Alors, avant de revenir sur les événements survenus ce week-end et analyser ce qui pourrait se dérouler désormais, posons d'abord le contexte. La République islamique d'Iran et Israël sont deux ennemis depuis longtemps. Et pourtant, ça n'avait pas débuté comme ça. Faut savoir qu'en 1950, l'Iran était même le deuxième pays musulman au monde à reconnaître l'État israélien. Mais en 1979, c'est la révolution islamique en Iran. L'Iran devient alors la république islamique d'Iran. Et les deux États sont depuis ennemis jurés. Tout en évitant l'affrontement direct, les tensions vont donc se multiplier au fil des années. L'Iran va notamment soutenir plusieurs groupes.
Des groupes qu'ils soient politiques, armés ou terroristes opposés tous à Israël. On peut penser au Hamas en Palestine, au Hezbollah au Liban, ou encore aux Houthis dont on a déjà parlé qui sont présents au Yémen. Et du côté israélien aussi, on multiplie les alliances, y compris avec des pays arabes pour se développer, mais aussi pour isoler l'Iran. On peut aussi citer des accusations d'attaque de navires par l'Iran, ou alors l'attaque de cibles iraniennes en Syrie par Israël. Ces derniers jours, cependant, les tensions, elles ont pris un tournant particulier. On en a longtemps parlé dans ce format des actualités du jour, il y a quelques jours.
Le 1er avril, des bombardements attribués à l'armée israélienne ont touché le consulat iranien, autrement dit un bâtiment diplomatique iranien situé à Damas en Syrie. Le bilan, 16 morts selon une ONG locale, l'OSDH, dont 7 militaires qui sont membres des gardiens de la révolution, une organisation paramilitaire qui est liée directement au chef d'état iranien. Alors suite à ces frappes, l'Iran avait immédiatement réagi, promettant, je cite, de punir Israël pour ce bombardement. Et donc, on en vient aux dernières actualités. Dans la nuit de samedi à dimanche, l'Iran a tiré plus de 300 drones et missiles sur Israël.
Il faut savoir que le risque d'une telle réponse était envisagé déjà par le gouvernement israélien. Et d'ailleurs, quelques heures plus tôt, Israël avait annoncé la fermeture de ses écoles. Mais alors, quelques jours après l'attaque du consulat iranien, pourquoi est-ce que cette nouvelle attaque est un fait marquant ? Eh bien, c'est tout simplement déjà la première fois dans l'histoire que l'Iran attaque directement Israël sur le territoire israélien. D'ailleurs, pour certains, cela illustre un changement de doctrine de la part de l'Iran. En effet, le média, le grand continent notamment, parle d'une doctrine de la nouvelle équation.

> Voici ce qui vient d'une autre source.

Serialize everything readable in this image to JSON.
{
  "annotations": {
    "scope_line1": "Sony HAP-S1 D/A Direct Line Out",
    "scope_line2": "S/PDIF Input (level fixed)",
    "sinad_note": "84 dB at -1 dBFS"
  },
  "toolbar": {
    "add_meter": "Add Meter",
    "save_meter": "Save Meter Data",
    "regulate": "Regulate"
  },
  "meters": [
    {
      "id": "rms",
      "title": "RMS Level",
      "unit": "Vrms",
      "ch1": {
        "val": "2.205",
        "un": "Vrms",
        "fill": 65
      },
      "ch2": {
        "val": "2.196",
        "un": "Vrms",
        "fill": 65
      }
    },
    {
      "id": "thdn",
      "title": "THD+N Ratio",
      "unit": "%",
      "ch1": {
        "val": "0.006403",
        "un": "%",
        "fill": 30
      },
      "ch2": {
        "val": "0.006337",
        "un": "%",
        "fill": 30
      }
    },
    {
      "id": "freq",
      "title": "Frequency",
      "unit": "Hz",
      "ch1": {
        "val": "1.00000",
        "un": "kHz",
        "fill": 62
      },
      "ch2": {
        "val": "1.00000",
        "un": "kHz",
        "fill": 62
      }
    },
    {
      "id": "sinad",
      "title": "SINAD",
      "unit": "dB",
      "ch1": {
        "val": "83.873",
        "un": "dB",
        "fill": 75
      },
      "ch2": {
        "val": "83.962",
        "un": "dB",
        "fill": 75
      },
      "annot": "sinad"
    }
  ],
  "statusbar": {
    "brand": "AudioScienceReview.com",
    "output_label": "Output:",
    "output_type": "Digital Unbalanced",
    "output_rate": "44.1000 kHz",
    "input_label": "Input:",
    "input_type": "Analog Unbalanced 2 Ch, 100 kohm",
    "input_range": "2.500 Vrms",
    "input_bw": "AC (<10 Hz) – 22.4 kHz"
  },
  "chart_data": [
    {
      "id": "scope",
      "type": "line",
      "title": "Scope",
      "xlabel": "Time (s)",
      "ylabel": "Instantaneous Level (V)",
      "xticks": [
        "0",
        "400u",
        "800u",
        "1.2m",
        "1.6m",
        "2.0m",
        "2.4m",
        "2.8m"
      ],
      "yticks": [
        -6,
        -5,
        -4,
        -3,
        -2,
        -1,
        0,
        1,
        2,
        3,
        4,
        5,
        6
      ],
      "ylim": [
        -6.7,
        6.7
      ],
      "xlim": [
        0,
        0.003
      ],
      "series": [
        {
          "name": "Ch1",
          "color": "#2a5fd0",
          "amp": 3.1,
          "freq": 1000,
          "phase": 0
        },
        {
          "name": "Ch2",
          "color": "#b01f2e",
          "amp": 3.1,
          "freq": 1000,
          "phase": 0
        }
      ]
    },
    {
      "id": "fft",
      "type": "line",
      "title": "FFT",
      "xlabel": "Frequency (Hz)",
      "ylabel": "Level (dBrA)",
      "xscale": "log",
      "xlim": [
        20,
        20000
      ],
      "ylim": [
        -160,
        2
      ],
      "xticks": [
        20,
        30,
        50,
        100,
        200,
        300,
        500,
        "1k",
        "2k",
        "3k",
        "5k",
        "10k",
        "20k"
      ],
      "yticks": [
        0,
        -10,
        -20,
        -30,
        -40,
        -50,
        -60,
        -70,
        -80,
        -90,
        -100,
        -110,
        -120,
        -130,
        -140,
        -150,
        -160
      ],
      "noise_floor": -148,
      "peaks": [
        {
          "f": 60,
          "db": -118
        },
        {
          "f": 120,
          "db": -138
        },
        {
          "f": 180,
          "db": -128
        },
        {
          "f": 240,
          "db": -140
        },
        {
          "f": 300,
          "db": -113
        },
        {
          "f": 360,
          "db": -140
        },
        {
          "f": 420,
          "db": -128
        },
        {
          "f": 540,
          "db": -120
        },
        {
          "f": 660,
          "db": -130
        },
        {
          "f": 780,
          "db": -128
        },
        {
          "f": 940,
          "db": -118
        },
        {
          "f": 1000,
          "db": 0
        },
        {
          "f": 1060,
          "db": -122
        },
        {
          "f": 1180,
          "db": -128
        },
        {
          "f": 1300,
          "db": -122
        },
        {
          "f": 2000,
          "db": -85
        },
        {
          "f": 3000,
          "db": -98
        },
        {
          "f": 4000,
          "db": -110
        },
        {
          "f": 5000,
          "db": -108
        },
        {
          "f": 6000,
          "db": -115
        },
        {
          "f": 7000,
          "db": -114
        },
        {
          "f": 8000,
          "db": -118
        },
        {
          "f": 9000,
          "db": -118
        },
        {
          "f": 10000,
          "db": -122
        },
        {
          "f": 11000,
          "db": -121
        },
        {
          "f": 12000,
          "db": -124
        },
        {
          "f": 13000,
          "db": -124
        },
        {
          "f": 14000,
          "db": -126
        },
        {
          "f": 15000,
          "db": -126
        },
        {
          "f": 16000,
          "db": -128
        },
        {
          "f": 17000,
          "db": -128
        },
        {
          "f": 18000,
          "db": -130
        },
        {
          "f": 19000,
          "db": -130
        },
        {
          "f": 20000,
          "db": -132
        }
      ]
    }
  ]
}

Concrètement, jusqu'ici, on avait donc une forme de guerre de l'ombre discrète. Quant à aujourd'hui, on serait donc passé avec des contre-attaques possibles côté iranien avec des frappes qui partent directement depuis l'Iran sans passer donc par ses alliés. Bon, mais à noter au passage que tout cela n'a pas empêché justement ses alliés iraniens de participer puisque les outils du Yémen ou encore le Hezbollah ont participé à ces frappes au même moment donc dans la nuit de samedi à dimanche. Alors là-dessus, l'armée israélienne affirme avoir pu contrer et empêcher 99% des missiles et des drones qui ont été envoyés par l'Iran.
Évidemment, c'est un chiffre qui est dur à vérifier mais effectivement, par rapport au nombre de frappes, le bilan humain est relativement faible. Une jeune fille a été blessée par des éclats d'obus mais autrement, les dégâts sont mineurs selon Israël. Alors comment l'expliquer ? Eh bien, c'est encore et toujours du fait du dôme de fer, ce système de défense aérien très efficace mis en place par le gouvernement israélien avec l'aide notamment des Etats-Unis. Un système de défense aérien qui a permis de stopper donc la grande majorité des frappes iraniennes. On peut noter par ailleurs que des alliés d'Israël ont aussi participé à cette défense.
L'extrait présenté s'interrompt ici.